Isolabella, l'ex Villa Bosurgi

E’ braccio di ferro sulla proprietà di Isolabella. Sarà la Corte Suprema di Cassazione a decidere, infatti, il destino dell’isolotto gestito dal Parco di Naxos-Taormina e di cui è titolare l’assessorato ai Beni Culturali. La villa oggetto del contenzioso è quella antistante l’oasi naturalistica (che invece viene gestita dal Cutgana e fa riferimento all’assessorato al Territorio ed Ambiente). E’ infatti in atto un ricorso degli eredi Bosurgi, dei familiari cioè dei vecchi proprietari dell’isolotto che hanno intrapreso un’azione legale finalizzata a riprendere la titolarità della villa a suo tempo espropriata dalla Regione Siciliana.

L’esproprio effettuato dalla Regione avvenne per pubblica utilità con vincolo di destinazione che prevedeva l’istituzione di un museo naturalistico che però nei fatti è rimasto incompiuto e come lamentato dai ricorrenti non è mai stato realizzato e neppure costituito. L’isolotto, e dunque la gestione dell’ex Villa Bosurgi, fa riferimento attualmente al Parco Archeologico di Naxos-Taormina e per l’accesso al “Museo naturalistico regionale di Isolabella” l’utente paga un biglietto singolo di ingresso dell’importo di 4 euro.

Secondo i ricorrenti un vero e proprio museo non c’è e mancherebbe la condicio fondamentale del vincolo di esproprio fatto valere dalla Regione. Nei giorni scorsi sul caso anche il comitato dei residenti de “La Voce del Mare”, attraverso le parole del presidente Giovanni Aucello ha riacceso le polemiche: “Il visitatore ad oggi paga un biglietto di 4 euro per vedere che cosa? Un allestimento vero e proprio del museo che si potrebbe e dovrebbe avere ad Isolabella al momento non c’è”, ha evidenziato Aucello. In sede di Appello il ricorso degli eredi Bosurgi non è stato accolto ed è riuscita invece a prevalere la posizione difensiva dell’assessorato regionale ai Beni Culturali. L’ultimo round della contesa andrà scena in Cassazione in udienza che verrà fissata quanto prima. Si tratta di una causa che si avvia all’atto finale che farà da spartiacque, scrivendo una parola definitiva sulla vicenda.

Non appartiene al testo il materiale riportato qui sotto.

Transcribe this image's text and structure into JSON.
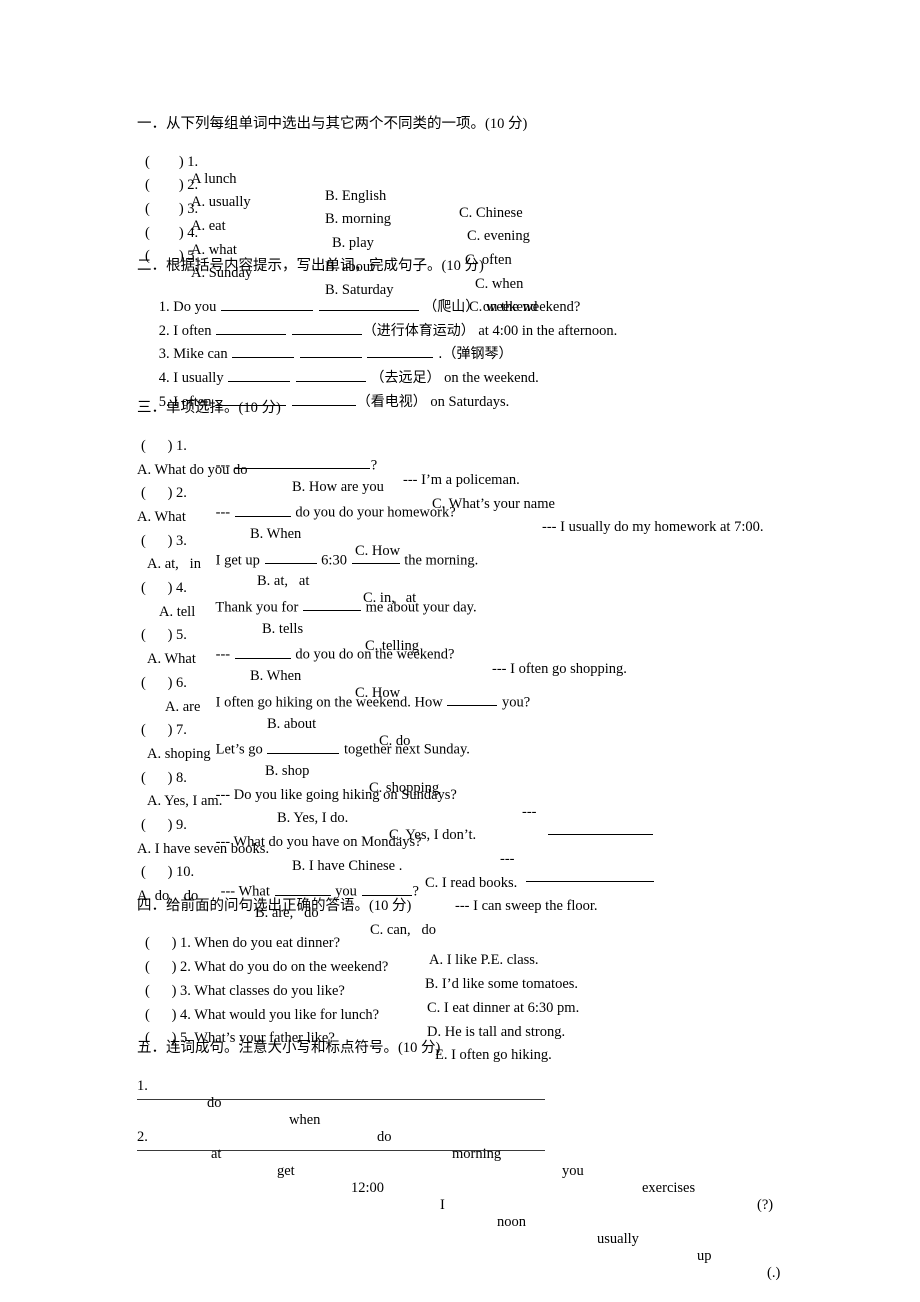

Isolabella ha una storia che parte da molto lontano fu donata al Comune di Taormina da Ferdinando I di Borbone intorno al 1806. L’isola fu acquistata intorno al 1890 dalla ricca nobildonna inglese, Florence Trevelyan che
sposò poi il chirurgo taorminese prof. Salvatore Cacciola. Alla morte di Lady Treveylan e del marito, l’isolotto andò in eredità al nipote e avvocato Cesare Acrosso che lo vendette alla famiglia Lo Turco. Nel 1954 l’Isolabella – l’area dell’isolotto – venne acquistata per un corrispettivo in lire pari alle attuali 38.000 ₤ dalla famiglia Bosurgi di Messina, che vi realizzò un villaggio con 12 residenze autonome ed una minuscola piscina camuffata fra rocce e piantagioni, al fine di allietare ed ospitare i loro amici imprenditori e banchieri.

La famiglia Bosurgi era proprietaria della Sanderson, storica azienda messinese di trasformazione degli agrumi. Il fallimento di questa nel 1982, aprì la strada alla vendita per asta giudiziaria dei beni di famiglia che garantivano i debiti della società con fidejussioni. Tra questi beni vi era anche l’Isolabella con la sua villa. Una prima asta fu dunque fissata per il 17 ottobre 1984 con una base di cinque miliardi e mezzo di Lire e rilancio minimo di cento milioni, ma andò deserta. L’8 ottobre 1984 intervenne la Regione Siciliana e, su sollecitazione del Comune di Taormina, l’Assessorato regionale dei beni culturali dichiarò Isolabella un monumento d’interesse storico artistico di particolare pregio in quanto «esempio isolato di unicum come valore naturalistico, storico e culturale», sottoponendola a vincoli di tutela. Il decreto considerava l’isola come un “monumento naturale”. Una nuova asta il 6 marzo 1985, nonostante la base fosse stata ribassata del 20%, non vide presentarsi nessun compratore, così nel 1990 l’isola fu infine acquistata dall’Assessorato ai Beni Culturali. Dopo 28 anni ora il futuro di Isolabella torna in gioco.